"Public healthcare delivery is in crisis, is it time to rethink permitted development constraints?"

26th September 2017

If the supply of housing can command relaxations in planning rules, surely healthcare, arguably a greater moral good, deserves equal or better treatment?  Mike Harris, Senior Associate Town Planner, talks about improving the system of healthcare town planning.

mike haris town planning stride treglown

Modern town planning has its roots in public health concerns, and planning has been inextricably linked with healthcare ever since. Both the NHS and the planning system we are familiar with today were born out of the Beveridge Report of 1942 and the subsequent creation of the welfare state. Indeed, modern planning policy explicitly promotes development that supports positive health outcomes.

It is a shame, therefore, that the two systems are so poorly aligned. The misfit is storing up fundamental tensions that are part of the problem in our hospitals. Rearranging two such behemoths is an unpromising prospect, but could a few deft legislative moves be part of the solution?

The mismatch in healthcare planning

As a practice, Stride Treglown is deeply involved in the healthcare sector and well placed to comment. Our teams of architects, landscape designers and town planners are trusted to develop estate strategies, design effective buildings and secure planning consents for our many long-term clients.

Our planning expertise extends to all scales. We work on major new build projects, spearheading the revolution in how care is provided. For example, we are currently involved with designing a critical treatment hospital for Hampshire Hospitals NHS Foundation Trust, a completely new concept at the intersection of clinical and management thinking.

We work just as successfully on smaller ancillary development projects to keep operations running efficiently by reconfiguring existing assets for short- and medium-term strategic gain.  We also regularly support the delivery of temporary space to ease the perennial but unpredictable pressure on beds over the winter months.

healthcare modular units

It is at this scale that the mismatch between healthcare and planning is felt most keenly. In a sector that struggles to keep pace with change and amid a tightening of the public purse strings, we should try to design out unnecessary obstacles for quick, efficient and cost-effective development. For now, though, the planning system is a significant roadblock.

The solutions

There are solutions out there. Another crisis – housing delivery – has been eased with the introduction of permitted development (PD) rights to convert office space to residential. This right curtails the determination period, smoothing the way for local authorities to give consent quickly where office space is otherwise redundant or underutilised.

Although there is a PD right for hospital development, it is very restrictive. Any project over 100 sq m has to secure full planning permission. To put this into context, another of our recent projects for Hampshire Hospitals NHS Foundation Trust measured a mere 150 sq m and provided just 9 beds. This is a drop in the ocean of need and yet required a full planning application. The enforced process ate up time, risked delays and obstacles, all of which could impact upon delivery this winter.

So what is the answer? Quite simply, new PD rights for hospital estates. This would speed up the delivery of much needed (possibly temporary) bed space and other development, giving healthcare clients more flexibility in how they plan their complex services.

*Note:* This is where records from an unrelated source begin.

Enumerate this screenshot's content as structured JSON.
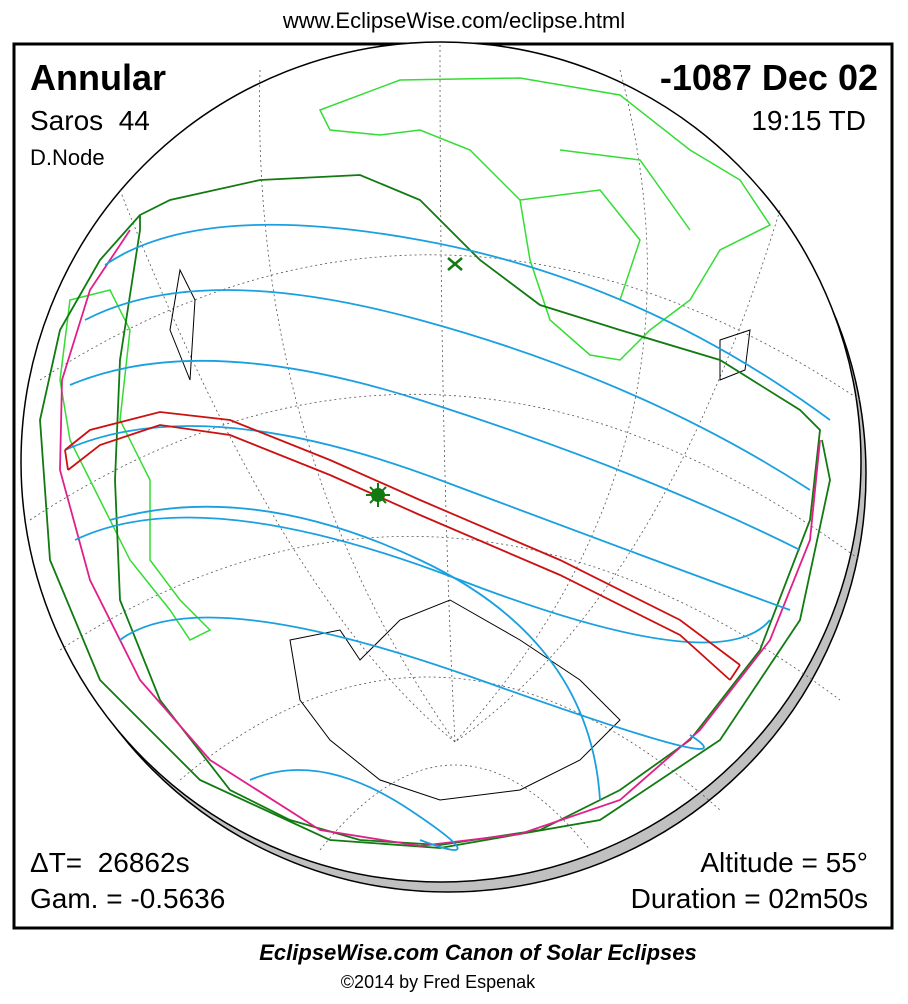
{
  "header": {
    "url": "www.EclipseWise.com/eclipse.html"
  },
  "map": {
    "eclipse_type": "Annular",
    "saros": "Saros  44",
    "node": "D.Node",
    "date": "-1087 Dec 02",
    "time": "19:15 TD",
    "delta_t": "ΔT=  26862s",
    "gamma": "Gam. = -0.5636",
    "altitude": "Altitude = 55°",
    "duration": "Duration = 02m50s"
  },
  "footer": {
    "title": "EclipseWise.com Canon of Solar Eclipses",
    "credit": "©2014 by Fred Espenak"
  }
}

If we can use PD rights to support economic growth and housing supply, why not service improvement in healthcare? A new class of PD that balances need against impacts equitably, considered within 28 days (akin to agricultural prior approval), would be a significant help to our hard-pressed hospital trusts.

The right would only extend to ‘commonsense’ situations where objections are minor or non-existent. Heritage constraints would be excluded, for example. The onus would be on the applicant to supply information in advance, covering highways impacts (often just parking for hospital sites), flood risk, and contamination impacts so that local authorities could retain proper control.

Clearly, the details need to be carefully scoped. But the principle is unambiguous: we should have a planning process that facilitates the delivery genuinely positive impacts on society. After all, as the National Planning Policy Framework says, planning is “a creative exercise in finding ways to enhance and improve the places in which we live our lives”. What could be more central to this than our NHS?